Cansei dentro de mim, cansei a vida
De tanto a divagar em luz irreal.

Outrora imaginei escalar os céus
À força de ambição e nostalgia,
E doente-de-Novo, fui-me Deus
No grande rastro fulvo que me ardia.

Parti. Mas logo regressei à dor,
Pois tudo me ruiu... Tudo era igual:
A quimera, cingida, era real,
A própria maravilha tinha cor!

Ecoando-me em silêncio, a noite escura
Baixou-me assim na queda sem remédio;
Eu próprio me traguei na profundura,
Me sequei todo, endureci de tédio.

E só me resta hoje uma alegria:
É que, de tão iguais e tão vazios,
Os instantes me esvoam dia a dia
Cada vez mais velozes, mais esguios...

Dispersão

Perdi-me dentro de mim
Porque eu era labirinto
E hoje, quando me sinto.
É com saudades de mim.

Passei pela minha vida
Um astro doido a sonhar.
Na ânsia de ultrapassar,
Nem dei pela minha vida…

Para mim é sempre ontem,
Não tenho amanhã nem hoje:
O tempo que aos outros foge
Cai sobre mim feito ontem.

(O Domingo de Paris
Lembra-me o desaparecido
Que sentia comovido
Os Domingos de Paris:

Porque um domingo é família,
É bem-estar, é singeleza,
E os que olham a beleza
Não têm bem-estar nem família).

O pobre moço das ânsias…
Tu, sim, tu eras alguém!
E foi por isso também
Que me abismaste nas ânsias.

A grande ave doirada
Bateu asas para os céus,
Mas fechou-as saciada
Ao ver que ganhava os céus.

Como se chora um amante,
Assim me choro a mim mesmo:
Eu fui amante inconstante
Que se traiu a si mesmo.

Não sinto o espaço que encerro
Nem as linhas que protejo:
Se me olho a um espelho, erro –
Não me acho no que projecto.

Regresso dentro de mim
Mas nada me fala, nada!
Tenho a alma amortalhada,
Sequinha, dentro de mim.

Não perdi a minha alma,
Fiquei com ela, perdida.
Assim eu choro, da vida,
A morte da minha alma.

Saudosamente recordo
Uma gentil companheira
Que na minha vida inteira
Eu nunca vi… Mas recordo

A sua boca doirada
E o seu corpo esmaecido,
Em um hálito perdido
Que vem na tarde doirada.

(As minhas grandes saudades
São do que nunca enlacei.
Ai, como eu tenho saudades
Dos sonhos que sonhei!… )

E sinto que a minha morte –
Minha dispersão total –
Existe lá longe, ao norte,
Numa grande capital.

Vejo o meu último dia
Pintado em rolos de fumo,
E todo azul-de-agonia
Em sombra e além me sumo.

Ternura feita saudade,
Eu beijo as minhas mãos brancas…
Sou amor e piedade
Em face dessas mãos brancas…

Tristes mãos longas e lindas
Que eram feitas pra se dar…
Ninguém mas quis apertar…
Tristes mãos longas e lindas…

Eu tenho pena de mim,
Pobre menino ideal…
Que me faltou afinal?
Um elo?

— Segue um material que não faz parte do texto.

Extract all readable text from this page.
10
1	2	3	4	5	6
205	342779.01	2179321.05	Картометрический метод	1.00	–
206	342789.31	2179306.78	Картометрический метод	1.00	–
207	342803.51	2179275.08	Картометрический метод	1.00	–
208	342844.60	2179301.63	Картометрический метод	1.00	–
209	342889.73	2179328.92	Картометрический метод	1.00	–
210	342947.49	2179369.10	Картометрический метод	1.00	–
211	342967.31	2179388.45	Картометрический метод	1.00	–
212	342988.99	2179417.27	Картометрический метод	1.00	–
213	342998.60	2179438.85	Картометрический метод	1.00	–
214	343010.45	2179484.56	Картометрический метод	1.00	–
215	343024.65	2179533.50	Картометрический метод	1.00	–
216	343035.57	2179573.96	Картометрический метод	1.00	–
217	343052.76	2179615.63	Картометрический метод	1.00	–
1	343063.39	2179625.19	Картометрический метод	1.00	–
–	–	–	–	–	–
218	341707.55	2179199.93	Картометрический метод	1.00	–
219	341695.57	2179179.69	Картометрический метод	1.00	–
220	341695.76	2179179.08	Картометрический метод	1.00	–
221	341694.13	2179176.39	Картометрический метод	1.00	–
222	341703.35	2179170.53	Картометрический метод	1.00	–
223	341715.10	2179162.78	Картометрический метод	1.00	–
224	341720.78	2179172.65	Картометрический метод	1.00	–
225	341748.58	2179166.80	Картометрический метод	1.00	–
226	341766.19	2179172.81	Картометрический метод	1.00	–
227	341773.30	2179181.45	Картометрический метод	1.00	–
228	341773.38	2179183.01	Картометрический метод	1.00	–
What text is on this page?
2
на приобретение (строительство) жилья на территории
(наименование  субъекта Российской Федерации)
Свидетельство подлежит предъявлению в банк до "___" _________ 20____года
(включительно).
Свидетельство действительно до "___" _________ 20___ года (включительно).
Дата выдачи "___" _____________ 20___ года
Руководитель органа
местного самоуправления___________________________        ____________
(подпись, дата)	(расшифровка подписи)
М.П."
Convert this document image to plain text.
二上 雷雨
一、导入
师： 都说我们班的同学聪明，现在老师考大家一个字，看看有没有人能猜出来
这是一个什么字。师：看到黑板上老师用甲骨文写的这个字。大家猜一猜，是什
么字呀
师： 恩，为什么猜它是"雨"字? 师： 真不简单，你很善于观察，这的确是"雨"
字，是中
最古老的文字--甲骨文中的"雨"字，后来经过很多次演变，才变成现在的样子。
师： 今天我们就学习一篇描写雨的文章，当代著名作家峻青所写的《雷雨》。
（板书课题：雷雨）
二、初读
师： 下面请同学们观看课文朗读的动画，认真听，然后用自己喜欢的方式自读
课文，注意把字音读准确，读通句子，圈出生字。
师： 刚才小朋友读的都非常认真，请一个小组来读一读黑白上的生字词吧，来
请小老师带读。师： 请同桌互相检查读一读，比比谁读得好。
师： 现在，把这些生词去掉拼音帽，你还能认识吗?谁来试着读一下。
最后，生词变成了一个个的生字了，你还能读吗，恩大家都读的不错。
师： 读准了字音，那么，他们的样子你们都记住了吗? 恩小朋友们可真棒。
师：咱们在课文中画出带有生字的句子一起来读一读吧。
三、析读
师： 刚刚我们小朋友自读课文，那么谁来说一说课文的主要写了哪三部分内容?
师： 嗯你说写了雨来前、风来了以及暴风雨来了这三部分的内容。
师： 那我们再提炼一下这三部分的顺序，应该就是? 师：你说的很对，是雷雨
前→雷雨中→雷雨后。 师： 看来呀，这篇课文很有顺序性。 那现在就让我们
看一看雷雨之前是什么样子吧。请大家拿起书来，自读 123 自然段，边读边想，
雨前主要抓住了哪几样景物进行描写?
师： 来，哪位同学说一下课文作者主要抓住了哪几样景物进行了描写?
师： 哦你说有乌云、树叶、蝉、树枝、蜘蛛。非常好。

Um rastro?… Ai de mim!…

Desceu-me n’alma o crepúsculo;
Eu fui alguém que passou.
Serei, mas já não me sou;
Não vivo, durmo o crepúsculo.

Álcool dum sono outonal
Me penetrou vagamente
A difundir-me dormente
Em uma bruma outonal.

Perdi a morte e a vida,
E, louco, não enlouqueço…
A hora foge vivida
Eu sigo-a, mas permaneço…

………………………………………………….

………………………………………………….
Castelos desmantelados,
Leões alados sem juba…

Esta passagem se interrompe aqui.